The “new” club, which now sported an all-green strip shorn of the red of the Italian flag, went on to win the state title that same year, prevailing in a controversial final against Sao Paulo. Marred by violent scenes, the game came to a premature end when the Tricolor players left the pitch following a hotly disputed penalty award in the second half.
Facts and figures
The two sides have played each other 295 times since 1930, with Sao Paulo recording 102 wins to Palmeiras’ 97 and the other 96 games ending in draws. Sao Paulo’s leading goalscorer in the fixture in recent years is Muller, who struck times 12 against O Verdão, while Evair tallied nine for Palmeiras. Strangely enough, the biggest idols at both clubs these days are their goalkeepers, Rogerio Ceni and Marcos, who have sparred many a time in nearly two decades of loyal service.
The rivals have amassed trophy after trophy. Six-times Brazilian champions, Sao Paulo also have three Copa Libertadores crowns to their name in addition to two Intercontinental Cups and a FIFA Club World Cup. Libertadores winners in 1999, Palmeiras have won two less Brazilian titles and the same number of state titles, 22 in all. No other Brazilian clubs have made more Libertadores appearances than these two proud institutions (15 for Sao Paulo and 14 for Palmeiras), whose training grounds also happen to be side by side.
Tales of derbies past
A year after losing that fiery 1942 league decider, Sao Paulo gained revenge, pulling off a major shock by securing a 0-0 draw with O Alviverde to pip both them and Corinthians to the state title, only the second in their history.
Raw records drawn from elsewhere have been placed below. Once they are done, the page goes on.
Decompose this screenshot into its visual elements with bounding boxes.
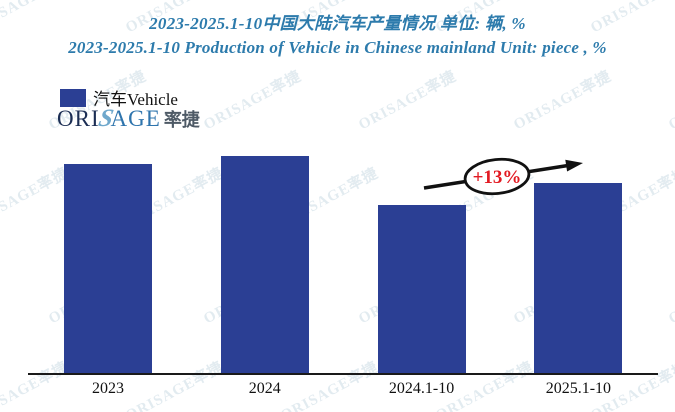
x-axis-label-2024: 2024 xyxy=(248,380,281,397)
chart-title-en: 2023-2025.1-10 Production of Vehicle in … xyxy=(68,38,607,57)
x-axis-line xyxy=(28,373,658,375)
bar-2024.1-10 xyxy=(377,205,466,373)
logo-text-ori: ORI xyxy=(57,106,100,131)
chart-title-zh: 2023-2025.1-10中国大陆汽车产量情况 单位: 辆, % xyxy=(149,14,526,33)
logo-text-cn: 率捷 xyxy=(163,110,200,130)
bar-2024 xyxy=(220,156,309,373)
x-axis-label-2025.1-10: 2025.1-10 xyxy=(545,380,612,397)
chart-title: 2023-2025.1-10中国大陆汽车产量情况 单位: 辆, % 2023-2… xyxy=(0,9,675,58)
legend: 汽车Vehicle xyxy=(60,85,178,110)
legend-label: 汽车Vehicle xyxy=(93,90,178,109)
logo-text-age: AGE xyxy=(110,106,161,131)
legend-swatch-icon xyxy=(60,88,86,107)
x-axis-label-2024.1-10: 2024.1-10 xyxy=(388,380,455,397)
orisage-logo: ORI S AGE 率捷 xyxy=(57,105,200,133)
x-axis-label-2023: 2023 xyxy=(92,380,124,397)
bar-2023 xyxy=(64,164,152,373)
bar-2025.1-10 xyxy=(534,183,623,373)
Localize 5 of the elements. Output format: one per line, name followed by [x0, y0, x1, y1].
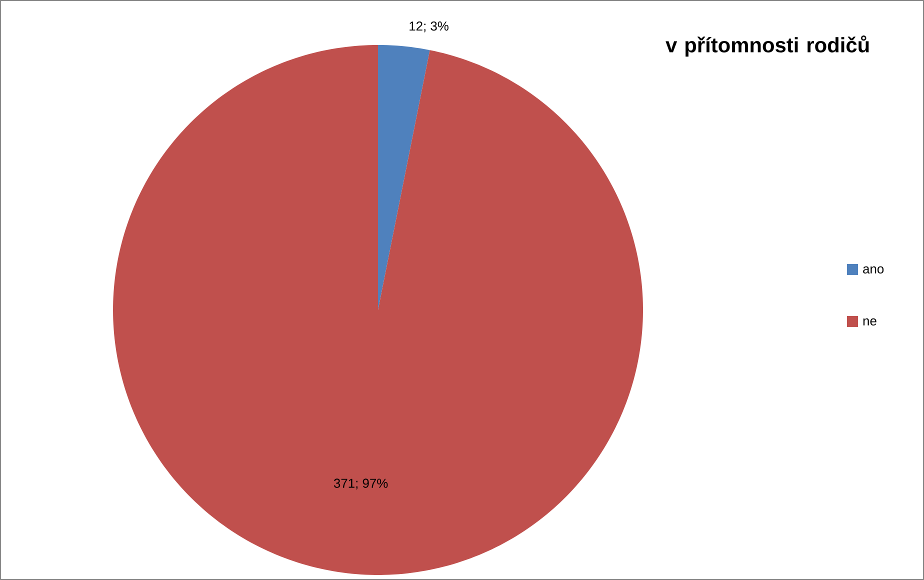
text: v přítomnosti rodičů: [666, 36, 869, 57]
data-label: 371; 97%: [334, 478, 388, 490]
data-label: 12; 3%: [410, 21, 448, 32]
legend-label: ne: [863, 318, 876, 326]
legend-label: ano: [863, 266, 884, 274]
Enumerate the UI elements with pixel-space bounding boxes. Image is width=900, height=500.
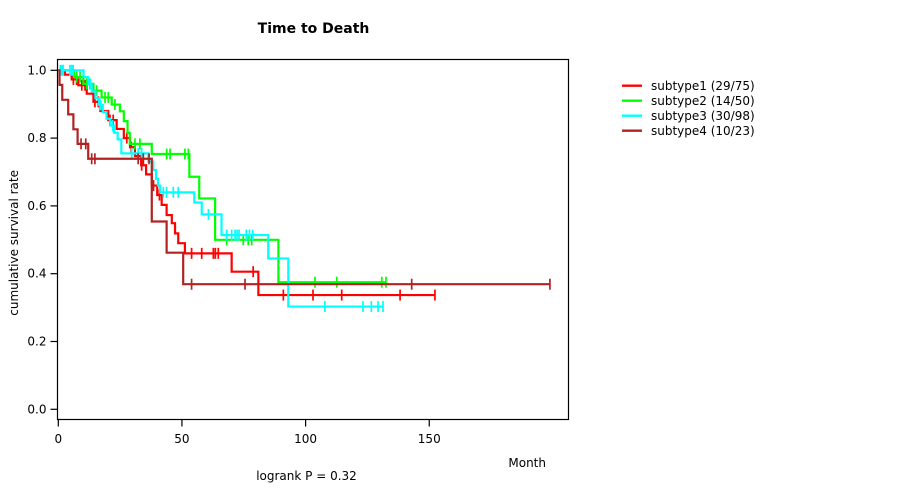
km-step-line-subtype3 bbox=[58, 69, 383, 308]
logrank-note: logrank P = 0.32 bbox=[256, 469, 357, 483]
y-tick-label: 0.6 bbox=[27, 199, 46, 213]
legend-item-subtype2: subtype2 (14/50) bbox=[622, 94, 755, 108]
legend-label-subtype3: subtype3 (30/98) bbox=[651, 109, 755, 123]
chart-title: Time to Death bbox=[257, 21, 370, 37]
y-tick-label: 0.4 bbox=[27, 267, 46, 281]
x-tick-label: 150 bbox=[418, 432, 441, 446]
x-tick-label: 0 bbox=[54, 432, 62, 446]
y-tick-label: 0.8 bbox=[27, 131, 46, 145]
legend-item-subtype1: subtype1 (29/75) bbox=[622, 79, 755, 93]
y-axis: 1.0 0.8 0.6 0.4 0.2 0.0 bbox=[27, 63, 58, 416]
y-tick-label: 0.2 bbox=[27, 335, 46, 349]
censor-ticks-subtype3 bbox=[59, 64, 384, 313]
y-axis-title: cumulative survival rate bbox=[7, 170, 21, 316]
legend-label-subtype1: subtype1 (29/75) bbox=[651, 79, 755, 93]
x-tick-label: 50 bbox=[174, 432, 189, 446]
plot-box bbox=[56, 58, 570, 421]
legend-item-subtype4: subtype4 (10/23) bbox=[622, 124, 755, 138]
survival-curve-subtype4 bbox=[58, 69, 551, 290]
x-tick-label: 100 bbox=[294, 432, 317, 446]
km-step-line-subtype4 bbox=[58, 69, 550, 286]
censor-ticks-subtype1 bbox=[72, 73, 436, 301]
y-tick-label: 1.0 bbox=[27, 63, 46, 77]
legend-label-subtype2: subtype2 (14/50) bbox=[651, 94, 755, 108]
survival-curve-subtype2 bbox=[58, 69, 387, 288]
censor-ticks-subtype4 bbox=[80, 138, 551, 290]
survival-curve-subtype3 bbox=[58, 64, 384, 313]
legend-label-subtype4: subtype4 (10/23) bbox=[651, 124, 755, 138]
y-tick-label: 0.0 bbox=[27, 402, 46, 416]
x-axis-title: Month bbox=[508, 456, 546, 470]
legend-item-subtype3: subtype3 (30/98) bbox=[622, 109, 755, 123]
x-axis: 0 50 100 150 bbox=[54, 419, 441, 446]
legend: subtype1 (29/75)subtype2 (14/50)subtype3… bbox=[622, 79, 755, 138]
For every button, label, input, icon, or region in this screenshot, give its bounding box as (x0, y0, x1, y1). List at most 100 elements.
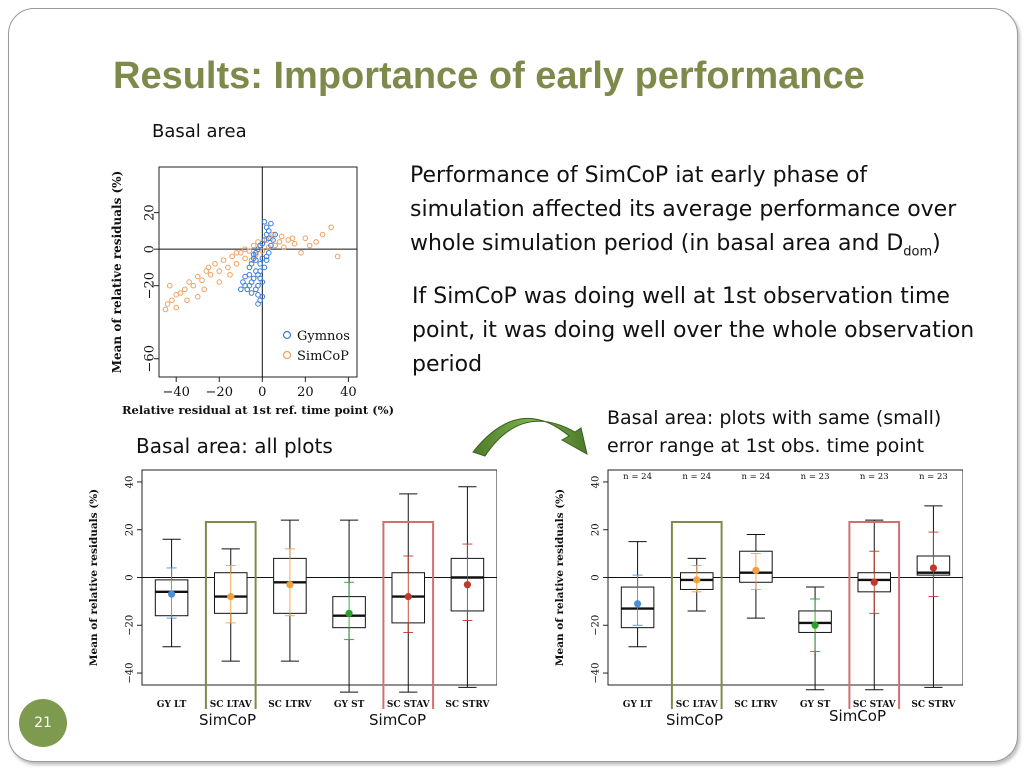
scatter-point-simcop (302, 235, 309, 242)
scatter-point-simcop (250, 242, 257, 249)
scatter-point-gymnos (259, 293, 266, 300)
x-tick-label: −20 (206, 385, 233, 400)
scatter-point-gymnos (268, 220, 274, 227)
scatter-point-simcop (242, 246, 248, 252)
para1-line2: simulation affected its average performa… (410, 197, 957, 222)
y-tick-label: 20 (591, 523, 602, 536)
scatter-point-gymnos (246, 264, 253, 271)
y-tick-label: −40 (591, 663, 602, 684)
scatter-point-simcop (201, 286, 207, 293)
curved-arrow-icon (472, 417, 588, 457)
scatter-point-simcop (207, 271, 214, 278)
scatter-point-simcop (233, 260, 240, 267)
box-mean-point (752, 566, 760, 574)
y-tick-label: −20 (591, 615, 602, 636)
para2-line2: point, it was doing well over the whole … (412, 318, 975, 343)
scatter-point-gymnos (265, 235, 272, 242)
scatter-point-simcop (212, 260, 218, 267)
slide: Results: Importance of early performance… (8, 8, 1018, 762)
scatter-point-simcop (169, 297, 175, 304)
box-count-label: n = 23 (919, 472, 948, 482)
scatter-point-simcop (319, 231, 326, 238)
highlight-frame (382, 521, 435, 709)
simcop-label-2: SimCoP (369, 711, 426, 729)
scatter-ylabel: Mean of relative residuals (%) (110, 171, 124, 374)
slide-title: Results: Importance of early performance (113, 55, 865, 97)
box-count-label: n = 23 (801, 472, 830, 482)
scatter-point-simcop (220, 257, 227, 263)
boxplot-small-error: 40 20 0 −20 −40 Mean of relative residuals (%… (554, 469, 963, 709)
box-category-label: SC STRV (445, 700, 490, 709)
scatter-point-gymnos (261, 264, 268, 271)
scatter-point-simcop (173, 304, 180, 311)
scatter-point-simcop (184, 297, 190, 304)
scatter-point-gymnos (261, 218, 268, 225)
legend-label-gymnos: Gymnos (297, 329, 350, 344)
scatter-point-simcop (281, 244, 287, 251)
scatter-point-simcop (216, 279, 223, 285)
box-category-label: GY LT (157, 700, 187, 709)
paragraph-observation: If SimCoP was doing well at 1st observat… (412, 280, 974, 382)
scatter-point-gymnos (257, 260, 263, 267)
legend-marker-simcop (282, 350, 292, 360)
scatter-point-gymnos (263, 253, 270, 260)
box-category-label: SC LTAV (210, 700, 253, 709)
scatter-label: Basal area (152, 121, 247, 142)
legend-label-simcop: SimCoP (297, 349, 349, 364)
scatter-point-simcop (182, 286, 188, 293)
scatter-point-simcop (298, 250, 304, 256)
box-ylabel: Mean of relative residuals (%) (88, 489, 100, 666)
scatter-point-simcop (306, 242, 313, 249)
y-tick-label: −60 (143, 345, 158, 372)
para2-line3: period (412, 352, 483, 377)
para1-line3-end: ) (932, 231, 941, 256)
para1-line3-text: whole simulation period (in basal area a… (410, 231, 904, 256)
scatter-frame (158, 166, 358, 378)
scatter-point-simcop (313, 239, 319, 245)
x-tick-label: 40 (340, 385, 357, 400)
simcop-label-1: SimCoP (199, 711, 256, 729)
right-label-line1: Basal area: plots with same (small) (607, 407, 942, 429)
left-boxplot-label: Basal area: all plots (136, 434, 333, 458)
box-mean-point (463, 581, 472, 589)
scatter-point-simcop (233, 250, 240, 256)
box-mean-point (404, 593, 412, 601)
scatter-point-simcop (205, 264, 212, 271)
box-count-label: n = 24 (742, 472, 771, 482)
scatter-point-simcop (186, 279, 192, 285)
y-tick-label: 0 (143, 245, 158, 253)
scatter-point-simcop (289, 235, 296, 242)
scatter-point-simcop (291, 240, 298, 247)
box-category-label: GY LT (623, 700, 653, 709)
x-tick-label: 0 (258, 385, 266, 400)
paragraph-performance: Performance of SimCoP iat early phase of… (410, 159, 956, 269)
box-category-label: GY ST (334, 700, 365, 709)
x-tick-label: 20 (297, 385, 314, 400)
scatter-point-simcop (216, 268, 223, 274)
scatter-point-simcop (227, 271, 233, 278)
box-count-label: n = 24 (623, 472, 652, 482)
scatter-xlabel: Relative residual at 1st ref. time point… (122, 403, 394, 417)
y-tick-label: 40 (125, 476, 136, 489)
y-tick-label: 40 (591, 476, 602, 489)
scatter-point-gymnos (248, 290, 255, 296)
box-mean-point (345, 609, 353, 617)
highlight-frame (848, 521, 901, 709)
scatter-point-gymnos (253, 257, 259, 263)
legend-marker-gymnos (282, 330, 292, 340)
scatter-point-gymnos (257, 268, 263, 274)
scatter-point-simcop (276, 239, 283, 245)
para1-line3: whole simulation period (in basal area a… (410, 227, 956, 269)
box-category-label: GY ST (800, 700, 831, 709)
box-mean-point (693, 576, 701, 584)
simcop-label-3: SimCoP (666, 711, 723, 729)
scatter-point-gymnos (272, 231, 279, 238)
scatter-point-simcop (194, 273, 201, 280)
para2-line1: If SimCoP was doing well at 1st observat… (412, 284, 950, 309)
right-boxplot-label: Basal area: plots with same (small) erro… (607, 404, 941, 460)
scatter-point-simcop (164, 301, 171, 307)
scatter-point-gymnos (268, 242, 274, 249)
box-category-label: SC STRV (911, 700, 956, 709)
box-ylabel: Mean of relative residuals (%) (554, 489, 566, 666)
scatter-point-simcop (190, 282, 197, 289)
So unlikely was that success, achieved against the two dominant teams of the time, that it since became known among Sao Paulo fans as “a moeda que caiu em pé” (The coin that dropped at our feet).
A regional affair up until the early seventies, O Choque Rei then became a national and even international event, In 1973 Palmeiras won their second Brazilian championship running after a goalless draw with O Tricolor, who avenged that result a year later by beating O Verdão home and away in the group phase of the Libertadores.
Both sides had their fair share of glory in the 1990s, which produced some memorable encounters. Sao Paulo excelled during Tele Santana’s glorious five-year reign as coach, which included a notable 1992 state title secured after two defeats of Palmeiras, the second of them coming shortly after an Intercontinental Cup triumph over Barcelona.
Not to be outdone and backed by affluent sponsors, O Alviverde put together a star-studded side that would defeat Sao Paulo in a 1993 Brazilian league play-off semi-final at the Estadio Morumbi, courtesy of a spectacular Cesar Sampaio strike. The two would meet again in the Libertadores the following year, with eventual runners-up Sao Paulo edging out their city foes in the last 16.
Further Libertadores clashes have followed since then. In 2005 O Tricolor prevailed once more in the round of 16 en route to their third title, and came out on top at the same stage the following year, Rogerio Ceni converting a late penalty to dash Verdão hopes yet again. In four ties in the competition, Sao Paulo have never lost to the men in green, winning six times and drawing twice.
The rivalry today
The most gripping instalment in the history of O Choque Rei since then was the 2008 Paulista semi-final. Losers in the first leg, Palmeiras won 2-0 in the second to book a place in the final en route to their 22nd and last state title. Lately however, O Verdão have tended to struggle against their neighbours, failing to win at the Morumbi on their last 16 visits in the Brazilian league, the most recent of them ending in a 1-0 defeat earlier this year. In view of that underwhelming record, victory at the Estadio Pacaembu on Sunday would be gratefully received by the Palmeiras faithful.